In connection with such request, and with respect to such Notes, the Transferor does hereby certify that such Notes are being transferred in accordance with Rule 144A under the U.S. Securities Act of 1933, as amended (“Rule 144A”), to a transferee that the Transferor reasonably believes is purchasing the Notes for its own account or an account with respect to which the transferee exercises sole investment discretion, and the transferee, as well as any such account, is a “qualified institutional buyer” within the meaning of Rule 144A, in a transaction meeting the requirements of Rule 144A and in accordance with applicable securities laws of any state of the United States or any other jurisdiction.

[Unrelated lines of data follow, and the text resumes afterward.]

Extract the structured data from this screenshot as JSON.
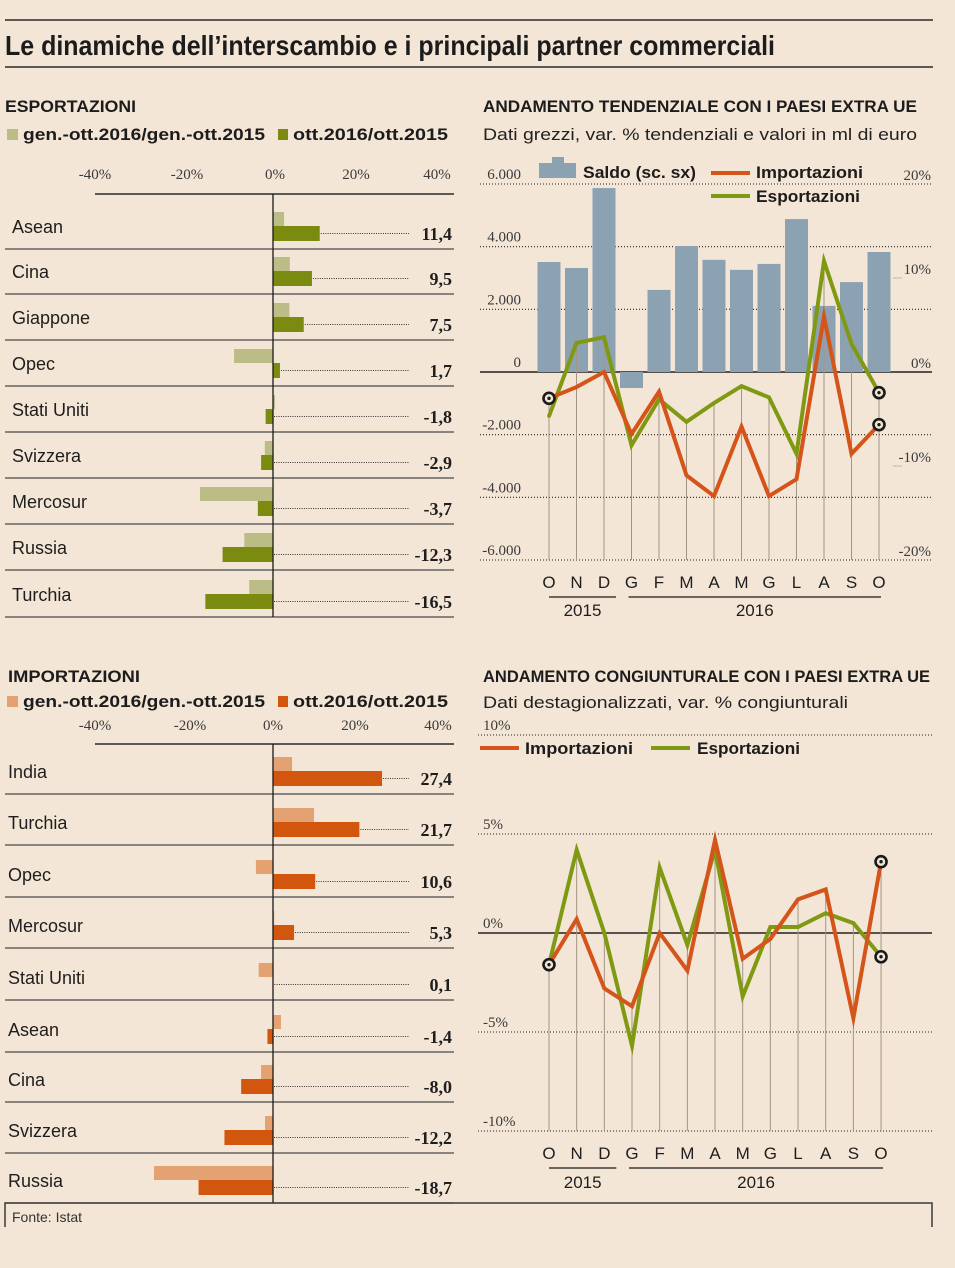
{
  "page": {
    "title": "Le dinamiche dell’interscambio e i principali partner commerciali",
    "source": "Fonte: Istat"
  },
  "chart_data": [
    {
      "type": "bar",
      "orientation": "horizontal",
      "title": "ESPORTAZIONI",
      "categories": [
        "Asean",
        "Cina",
        "Giappone",
        "Opec",
        "Stati Uniti",
        "Svizzera",
        "Mercosur",
        "Russia",
        "Turchia"
      ],
      "series": [
        {
          "name": "gen.-ott.2016/gen.-ott.2015",
          "color": "#bcbd86",
          "values": [
            2.7,
            4.1,
            4.0,
            -9.5,
            0.5,
            -2.0,
            -17.8,
            -7.0,
            -5.8
          ]
        },
        {
          "name": "ott.2016/ott.2015",
          "color": "#7b8b10",
          "values": [
            11.4,
            9.5,
            7.5,
            1.7,
            -1.8,
            -2.9,
            -3.7,
            -12.3,
            -16.5
          ],
          "labels": [
            "11,4",
            "9,5",
            "7,5",
            "1,7",
            "-1,8",
            "-2,9",
            "-3,7",
            "-12,3",
            "-16,5"
          ]
        }
      ],
      "xlim": [
        -40,
        40
      ],
      "xticks": [
        -40,
        -20,
        0,
        20,
        40
      ],
      "xtick_labels": [
        "-40%",
        "-20%",
        "0%",
        "20%",
        "40%"
      ],
      "xlabel": "",
      "ylabel": "",
      "legend": "top-left",
      "grid": false
    },
    {
      "type": "bar",
      "orientation": "horizontal",
      "title": "IMPORTAZIONI",
      "categories": [
        "India",
        "Turchia",
        "Opec",
        "Mercosur",
        "Stati Uniti",
        "Asean",
        "Cina",
        "Svizzera",
        "Russia"
      ],
      "series": [
        {
          "name": "gen.-ott.2016/gen.-ott.2015",
          "color": "#e4a273",
          "values": [
            4.8,
            10.3,
            -4.3,
            0.3,
            -3.6,
            2.0,
            -3.0,
            -2.0,
            -29.9
          ]
        },
        {
          "name": "ott.2016/ott.2015",
          "color": "#d2560e",
          "values": [
            27.4,
            21.7,
            10.6,
            5.3,
            0.1,
            -1.4,
            -8.0,
            -12.2,
            -18.7
          ],
          "labels": [
            "27,4",
            "21,7",
            "10,6",
            "5,3",
            "0,1",
            "-1,4",
            "-8,0",
            "-12,2",
            "-18,7"
          ]
        }
      ],
      "xlim": [
        -40,
        40
      ],
      "xticks": [
        -40,
        -20,
        0,
        20,
        40
      ],
      "xtick_labels": [
        "-40%",
        "-20%",
        "0%",
        "20%",
        "40%"
      ],
      "xlabel": "",
      "ylabel": "",
      "legend": "top-left",
      "grid": false
    },
    {
      "type": "bar+line",
      "title": "ANDAMENTO TENDENZIALE CON I PAESI EXTRA UE",
      "subtitle": "Dati grezzi, var. % tendenziali e valori in ml di euro",
      "categories": [
        "O",
        "N",
        "D",
        "G",
        "F",
        "M",
        "A",
        "M",
        "G",
        "L",
        "A",
        "S",
        "O"
      ],
      "year_groups": [
        {
          "label": "2015",
          "span": 3
        },
        {
          "label": "2016",
          "span": 10
        }
      ],
      "series": [
        {
          "name": "Saldo (sc. sx)",
          "type": "bar",
          "axis": "left",
          "color": "#8ca2b2",
          "values": [
            3510,
            3320,
            5870,
            -510,
            2620,
            4020,
            3580,
            3260,
            3450,
            4880,
            2110,
            2870,
            3830
          ]
        },
        {
          "name": "Importazioni",
          "type": "line",
          "axis": "right",
          "color": "#d4541a",
          "values": [
            -2.8,
            -1.6,
            0.0,
            -6.6,
            -2.1,
            -11.0,
            -13.2,
            -5.8,
            -13.2,
            -11.4,
            5.9,
            -8.7,
            -5.6
          ]
        },
        {
          "name": "Esportazioni",
          "type": "line",
          "axis": "right",
          "color": "#809913",
          "values": [
            -4.7,
            3.1,
            3.7,
            -7.8,
            -2.9,
            -5.3,
            -3.3,
            -1.5,
            -2.7,
            -8.7,
            11.8,
            3.0,
            -2.2
          ]
        }
      ],
      "ylim_left": [
        -6000,
        6000
      ],
      "yticks_left": [
        6000,
        4000,
        2000,
        0,
        -2000,
        -4000,
        -6000
      ],
      "ytick_labels_left": [
        "6.000",
        "4.000",
        "2.000",
        "0",
        "-2.000",
        "-4.000",
        "-6.000"
      ],
      "ylim_right": [
        -20,
        20
      ],
      "yticks_right": [
        20,
        10,
        0,
        -10,
        -20
      ],
      "ytick_labels_right": [
        "20%",
        "10%",
        "0%",
        "-10%",
        "-20%"
      ],
      "xlabel": "",
      "ylabel": "",
      "legend": "top",
      "grid": true
    },
    {
      "type": "line",
      "title": "ANDAMENTO CONGIUNTURALE CON I PAESI EXTRA UE",
      "subtitle": "Dati destagionalizzati, var. % congiunturali",
      "categories": [
        "O",
        "N",
        "D",
        "G",
        "F",
        "M",
        "A",
        "M",
        "G",
        "L",
        "A",
        "S",
        "O"
      ],
      "year_groups": [
        {
          "label": "2015",
          "span": 3
        },
        {
          "label": "2016",
          "span": 10
        }
      ],
      "series": [
        {
          "name": "Importazioni",
          "color": "#d4541a",
          "values": [
            -1.6,
            0.7,
            -2.8,
            -3.7,
            0.0,
            -1.9,
            4.7,
            -1.3,
            -0.3,
            1.7,
            2.2,
            -4.3,
            3.6
          ]
        },
        {
          "name": "Esportazioni",
          "color": "#809913",
          "values": [
            -1.6,
            4.2,
            0.0,
            -5.7,
            3.3,
            -0.6,
            4.2,
            -3.2,
            0.3,
            0.3,
            1.0,
            0.5,
            -1.2
          ]
        }
      ],
      "ylim": [
        -10,
        10
      ],
      "yticks": [
        10,
        5,
        0,
        -5,
        -10
      ],
      "ytick_labels": [
        "10%",
        "5%",
        "0%",
        "-5%",
        "-10%"
      ],
      "xlabel": "",
      "ylabel": "",
      "legend": "top-left",
      "grid": true
    }
  ]
}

You and the Issuer are entitled to rely upon this letter and are irrevocably authorized to produce this letter or a copy hereof to any interested party in any administrative or legal proceedings or official inquiry with respect to the matters covered hereby.
Very truly yours,
[Name of Transferor]
By:_________________________
____________________________
Authorized Signature
[FORM OF] NOTATION OF GUARANTEE
For value received, Natura &Co Holding S.A., as guarantor (the “Guarantor”) (which term includes any successor Person under the Indenture) has, jointly and severally, unconditionally and irrevocably guaranteed, to the extent set forth in the Indenture and subject to the provisions in the Indenture, dated as of May 3, 2021 (the “Indenture”), among Natura Cosméticos S.A., as issuer (the “Issuer”), the Guarantor, The Bank of New York Mellon, as trustee, and the other parties thereto (a) the principal of, premium, if any, interest, and Additional Amounts, if any, on the Notes shall be promptly paid in full when due, subject to any applicable grace period, whether upon an Interest Payment Date, at the Stated Maturity Date or any other Maturity Date, upon redemption pursuant to the terms of the Notes, by acceleration or otherwise, and, to the extent permitted by applicable law, interest on the overdue principal of, premium, if any, and interest on the Notes and all costs and expenses (including legal fees and expenses) incurred by Holders to enforce their rights under the Guarantee, and all other obligations of the Issuer to the Holders and the Trustee hereunder or thereunder shall be promptly paid in full or performed, all in accordance with the terms hereof and thereof; and (b) in case of any extension of time of payment or renewal of any of the Notes or of any such other obligations, the same shall be promptly paid in full when due or performed in accordance with the terms of the extension or renewal, subject to any applicable grace period, whether at stated maturity, by acceleration or otherwise, subject, however, in the case of clauses (a) and (b) above, to the limitations set forth in Section 11.03 of the Indenture. The obligations of the Guarantor to the Holders of Notes and to the Trustee pursuant to the Guarantee and the Indenture are expressly set forth in Article 11 of the Indenture and reference is hereby made to the Indenture for the precise terms of the Guarantee. Each Holder of a Note, by accepting the same, agrees to and shall be bound by such provisions.
Capitalized terms used but not defined herein have the meanings given to them in the Indenture.
[Signature page follows]
IN WITNESS WHEREOF, the Guarantor has caused this endorsement with respect to the U.S.$____________ _______% Notes Due 20___ of Natura Cosméticos S.A. to be duly executed.